A la même époque, Georges Burdeau observe la même évolution. Selon lui, s’exprimant à la fin de la quatrième République, les régimes politiques ne peuvent plus être identifiés par l’analyse de la Constitution en vigueur dans le pays où ils fonctionnent2. La vie politique se déroule en marge des dispositifs constitutionnels, ce qui explique l’intérêt suscité par le développement de la science politique. Elle donne accès à une certaine réalité concrète que ne peut aucunement appréhender le droit constitutionnel qui est livresque et abstrait. Cette excessive abstraction n’est pas la seule cause du déclin du discours constitutionnaliste. La modernisation des formes démocratiques a permis un accès direct à la scène politique qui jusqu’ici n’intervenaient qu’indirectement par personne interposées. Davantage que les théories des publicistes ou des subtils montages constitutionnels, c’est l’homme qui compte, sa psychologie et sa sociologie.
Maurice Duverger inaugure une démarche où il excelle : mettre en relation la pratique politique et sa mise en œuvre savante, la science politique jouant le rôle d’un « bouche-trous », atténuant ainsi le danger consistant à se déphaser par rapport au droit « pur », ce qui est toujours dangereux en termes de légitimité, mais offrant de nombreuses alternatives savantes.

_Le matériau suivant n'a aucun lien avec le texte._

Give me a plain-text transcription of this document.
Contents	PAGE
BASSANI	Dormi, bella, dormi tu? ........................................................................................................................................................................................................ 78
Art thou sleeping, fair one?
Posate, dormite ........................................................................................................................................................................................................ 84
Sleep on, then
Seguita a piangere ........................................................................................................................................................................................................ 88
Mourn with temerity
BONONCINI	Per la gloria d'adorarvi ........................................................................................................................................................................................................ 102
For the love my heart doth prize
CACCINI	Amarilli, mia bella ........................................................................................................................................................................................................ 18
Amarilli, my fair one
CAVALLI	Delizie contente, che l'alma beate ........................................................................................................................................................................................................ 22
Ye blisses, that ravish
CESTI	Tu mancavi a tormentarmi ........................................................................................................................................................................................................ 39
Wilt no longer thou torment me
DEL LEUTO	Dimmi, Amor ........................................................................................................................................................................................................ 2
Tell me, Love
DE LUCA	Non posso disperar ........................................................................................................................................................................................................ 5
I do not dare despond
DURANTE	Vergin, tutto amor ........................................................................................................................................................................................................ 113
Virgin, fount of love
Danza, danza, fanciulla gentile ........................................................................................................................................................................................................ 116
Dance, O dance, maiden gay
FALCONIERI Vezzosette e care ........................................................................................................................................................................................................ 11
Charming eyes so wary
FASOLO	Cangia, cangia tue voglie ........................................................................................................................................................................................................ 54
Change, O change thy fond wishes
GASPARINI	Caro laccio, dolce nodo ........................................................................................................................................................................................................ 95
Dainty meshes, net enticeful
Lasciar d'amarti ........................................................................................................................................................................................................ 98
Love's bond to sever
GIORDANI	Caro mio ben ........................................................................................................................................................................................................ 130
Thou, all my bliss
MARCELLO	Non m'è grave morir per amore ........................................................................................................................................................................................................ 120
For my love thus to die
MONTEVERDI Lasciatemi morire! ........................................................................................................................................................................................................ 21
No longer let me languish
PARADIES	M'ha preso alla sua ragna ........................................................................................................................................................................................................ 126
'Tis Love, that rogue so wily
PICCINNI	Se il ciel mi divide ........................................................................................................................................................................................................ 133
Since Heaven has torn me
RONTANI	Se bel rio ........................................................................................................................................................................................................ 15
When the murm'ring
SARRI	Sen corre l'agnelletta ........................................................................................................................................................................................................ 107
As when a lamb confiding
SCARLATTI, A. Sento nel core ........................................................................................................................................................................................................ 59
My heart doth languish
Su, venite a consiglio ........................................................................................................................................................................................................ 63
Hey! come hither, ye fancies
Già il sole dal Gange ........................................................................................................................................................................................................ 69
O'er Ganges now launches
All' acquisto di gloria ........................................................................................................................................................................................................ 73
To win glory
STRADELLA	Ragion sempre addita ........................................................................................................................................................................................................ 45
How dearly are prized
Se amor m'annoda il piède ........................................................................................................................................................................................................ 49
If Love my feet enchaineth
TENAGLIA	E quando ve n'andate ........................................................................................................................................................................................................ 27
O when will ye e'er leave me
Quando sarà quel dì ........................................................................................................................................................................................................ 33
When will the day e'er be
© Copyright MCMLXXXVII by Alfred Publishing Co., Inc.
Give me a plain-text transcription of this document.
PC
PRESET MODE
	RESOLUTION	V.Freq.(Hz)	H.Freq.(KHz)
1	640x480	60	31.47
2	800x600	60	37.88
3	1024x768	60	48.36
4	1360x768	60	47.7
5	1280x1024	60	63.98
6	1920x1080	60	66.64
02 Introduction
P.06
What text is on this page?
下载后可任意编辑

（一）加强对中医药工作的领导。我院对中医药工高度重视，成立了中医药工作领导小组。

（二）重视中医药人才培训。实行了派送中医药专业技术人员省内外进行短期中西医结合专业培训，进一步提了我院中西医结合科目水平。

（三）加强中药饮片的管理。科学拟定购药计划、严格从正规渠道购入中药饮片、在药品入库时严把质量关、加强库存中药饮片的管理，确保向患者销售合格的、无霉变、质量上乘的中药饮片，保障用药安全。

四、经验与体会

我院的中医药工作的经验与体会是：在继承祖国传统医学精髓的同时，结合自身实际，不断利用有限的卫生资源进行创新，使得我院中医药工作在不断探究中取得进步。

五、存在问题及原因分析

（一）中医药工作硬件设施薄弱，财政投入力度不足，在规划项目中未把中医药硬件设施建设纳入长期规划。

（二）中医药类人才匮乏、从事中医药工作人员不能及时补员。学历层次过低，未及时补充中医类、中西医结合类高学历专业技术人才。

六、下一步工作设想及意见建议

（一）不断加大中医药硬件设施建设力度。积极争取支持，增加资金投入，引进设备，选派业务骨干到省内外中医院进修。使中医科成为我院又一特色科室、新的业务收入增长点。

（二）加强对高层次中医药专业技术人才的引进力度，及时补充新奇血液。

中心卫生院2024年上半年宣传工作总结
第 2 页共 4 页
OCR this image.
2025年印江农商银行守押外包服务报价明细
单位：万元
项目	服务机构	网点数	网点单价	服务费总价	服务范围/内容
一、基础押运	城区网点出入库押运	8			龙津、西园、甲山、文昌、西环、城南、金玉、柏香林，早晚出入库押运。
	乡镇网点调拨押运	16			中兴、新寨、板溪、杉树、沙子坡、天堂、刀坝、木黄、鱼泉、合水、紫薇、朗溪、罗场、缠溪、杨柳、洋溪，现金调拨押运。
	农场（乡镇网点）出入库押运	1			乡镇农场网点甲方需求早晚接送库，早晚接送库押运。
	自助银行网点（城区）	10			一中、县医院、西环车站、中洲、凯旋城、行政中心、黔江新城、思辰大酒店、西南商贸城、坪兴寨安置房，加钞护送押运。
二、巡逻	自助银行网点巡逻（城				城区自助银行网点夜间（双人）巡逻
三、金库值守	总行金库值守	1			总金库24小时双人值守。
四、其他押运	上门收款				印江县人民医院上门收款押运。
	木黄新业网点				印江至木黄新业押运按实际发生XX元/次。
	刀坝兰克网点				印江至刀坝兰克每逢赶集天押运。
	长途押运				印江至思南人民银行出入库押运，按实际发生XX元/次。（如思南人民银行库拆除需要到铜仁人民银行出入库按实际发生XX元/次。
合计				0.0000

La carrière de Duverger prend alors toute son envergure. Il balaie un large spectre de disciplines qui vont du droit financier à la sociologie. Il s’exprime sur de multiples sujets, intervient non seulement à la faculté de droit, à l’IEP de Paris, mais aussi dans la presse. Il est également très présent dans les cercles des « modernisateurs » de la IVème, puis de la Vème République (ainsi joue-t-il un rôle important au club Jean-Moulin, foyer de réflexion technocratique de gauche au début de la Vème République). Raymond Aron, autre « grand » intellectuel, lui aussi journaliste-professeur, le reconnaît comme interlocuteur. Selon Bastien François, l’originalité de Duverger consiste à incarner une figure nouvelle dans le monde des professeurs de droit, celle du « juriste mondain »3. Mais il faut ici préciser : cette « mondanité » se veut avant tout scientifique. C’est au nom de la « science », de la possibilité qu’elle libère d’intervenir « objectivement » sur le monde social et politique. De ce point de vue, la figure de Duverger est exemplaire : il est un des premiers à effectuer une synthèse entre la formation rigoureuse des facultés de droit et les bouleversements que connaissent les sciences sociales à cette époque, dans leurs rapports à la fois à la science et à l’action. Tout naturellement, son programme savant rencontre le « scientisme » des élites technocratiques, mais aussi les forces vives des syndicalistes ouvriers, paysans et patronaux, qui ont été enrôlés par ces élites dans le projet d’une nouvelle « démocratie économique ». Son projet converge avec celui des économistes qui engagent une science de l’action économique au nom de leurs nouveaux outils statistiques et économétriques.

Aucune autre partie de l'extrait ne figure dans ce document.